On November 19, 2011 Grinnell player Griffin Lentsch set a Division III individual scoring record in a game against Principia College. The 6-foot 4-inch guard scored 89 points, besting the old record of 77, also set by Pioneers player Jeff Clement in 1998. Lentsch made 27 of his 55 shots, including 15 three-pointers as Grinnell won the high-scoring game 145 to 97.

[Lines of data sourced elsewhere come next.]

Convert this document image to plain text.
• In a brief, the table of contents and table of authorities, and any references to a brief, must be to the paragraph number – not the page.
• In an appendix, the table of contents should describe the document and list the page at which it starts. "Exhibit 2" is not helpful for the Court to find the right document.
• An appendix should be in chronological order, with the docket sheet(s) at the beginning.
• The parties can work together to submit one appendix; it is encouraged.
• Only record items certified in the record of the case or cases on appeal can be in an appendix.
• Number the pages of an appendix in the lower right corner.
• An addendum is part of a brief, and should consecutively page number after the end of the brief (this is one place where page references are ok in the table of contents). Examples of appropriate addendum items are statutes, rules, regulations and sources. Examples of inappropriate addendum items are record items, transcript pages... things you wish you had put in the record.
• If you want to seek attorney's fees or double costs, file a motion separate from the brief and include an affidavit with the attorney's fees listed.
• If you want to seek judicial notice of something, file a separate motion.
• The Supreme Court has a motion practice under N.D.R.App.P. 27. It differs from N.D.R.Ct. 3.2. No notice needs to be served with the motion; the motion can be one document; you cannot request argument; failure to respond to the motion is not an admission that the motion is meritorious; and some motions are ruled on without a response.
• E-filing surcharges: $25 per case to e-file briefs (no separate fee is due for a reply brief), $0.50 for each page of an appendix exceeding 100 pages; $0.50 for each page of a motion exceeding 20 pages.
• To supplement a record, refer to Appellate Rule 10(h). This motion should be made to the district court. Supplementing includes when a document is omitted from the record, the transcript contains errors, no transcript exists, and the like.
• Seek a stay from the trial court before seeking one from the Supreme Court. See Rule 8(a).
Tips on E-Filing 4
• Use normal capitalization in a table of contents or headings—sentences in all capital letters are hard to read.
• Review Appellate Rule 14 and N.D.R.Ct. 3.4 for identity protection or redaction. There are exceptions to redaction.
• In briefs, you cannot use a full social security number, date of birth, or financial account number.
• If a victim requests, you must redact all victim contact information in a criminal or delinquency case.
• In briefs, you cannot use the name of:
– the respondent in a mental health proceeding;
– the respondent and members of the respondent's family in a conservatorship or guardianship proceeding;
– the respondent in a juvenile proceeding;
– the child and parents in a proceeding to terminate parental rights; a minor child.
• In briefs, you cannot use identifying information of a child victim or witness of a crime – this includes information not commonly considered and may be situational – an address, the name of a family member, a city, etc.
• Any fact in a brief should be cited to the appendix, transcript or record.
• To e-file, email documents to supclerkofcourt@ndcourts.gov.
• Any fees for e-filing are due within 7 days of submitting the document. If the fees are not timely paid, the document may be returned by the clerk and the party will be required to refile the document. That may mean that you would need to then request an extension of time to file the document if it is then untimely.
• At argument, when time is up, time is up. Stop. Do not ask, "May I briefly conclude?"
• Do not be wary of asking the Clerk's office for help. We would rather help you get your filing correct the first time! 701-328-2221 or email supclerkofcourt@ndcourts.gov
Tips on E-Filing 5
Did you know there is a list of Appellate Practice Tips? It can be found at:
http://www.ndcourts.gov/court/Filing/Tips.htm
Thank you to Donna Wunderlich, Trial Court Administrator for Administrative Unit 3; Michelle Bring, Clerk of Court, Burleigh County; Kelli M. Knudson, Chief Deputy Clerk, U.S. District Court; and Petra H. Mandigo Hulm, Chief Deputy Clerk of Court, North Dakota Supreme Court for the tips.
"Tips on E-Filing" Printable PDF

On November 20, 2012 Grinnell's Jack Taylor broke Lentsch's scoring record—as well as the records for NCAA and collegiate scoring—in a 179–104 victory over Faith Baptist Bible. Taylor scored 138 points, besting the previous NCAA record of 113. Taylor scored 109 points in a November 2013 game against Crossroads College to become the first player in NCAA history to have two 100-point games.

===Cross country===
Through 2013, the Grinnell men's cross country team won 25 out of 27 Midwest Conference cross country championships and produced 18 individual Midwest Conference champions. The women's cross country team won 8 of the 11 Midwest Conference titles.

===Football===

Grinnell's football program started in 1889, when the Pioneers beat the University of Iowa 24-0. The match was held on November 16, 1889 in Grinnell and was the first game of intercollegiate football played west of the Mississippi River. A marker on Abe H. Rosenbloom Field, where Grinnell College's football team now plays, commemorates this event.

==Track and field==
Both the Grinnell men's and women's track and field teams have won several indoor and outdoor championships since 1909.

==Club sports==
In addition to the varsity sports, Grinnell has several club sports teams that compete in non-varsity sports such as sailing, water polo, ultimate, and rugby union. The Men's Water Polo club team, the Wild Turkeys, were runners-up in the 2007 Division III Collegiate National Club Championships organized by the CWPA in Lindenwood University, St. Louis. The Men's Ultimate team, nicknamed the Grinnellephants, qualified in 2008 for its first Division III National Championship in Versailles, Ohio. The Women's Ultimate team, nicknamed The Sticky Tongue Frogs, tied for third place in the 2010 Division III National Championship in Appleton, Wisconsin. The success was repeated in 2011 when the men's team placed third in 2011 Division III National Championship in Buffalo.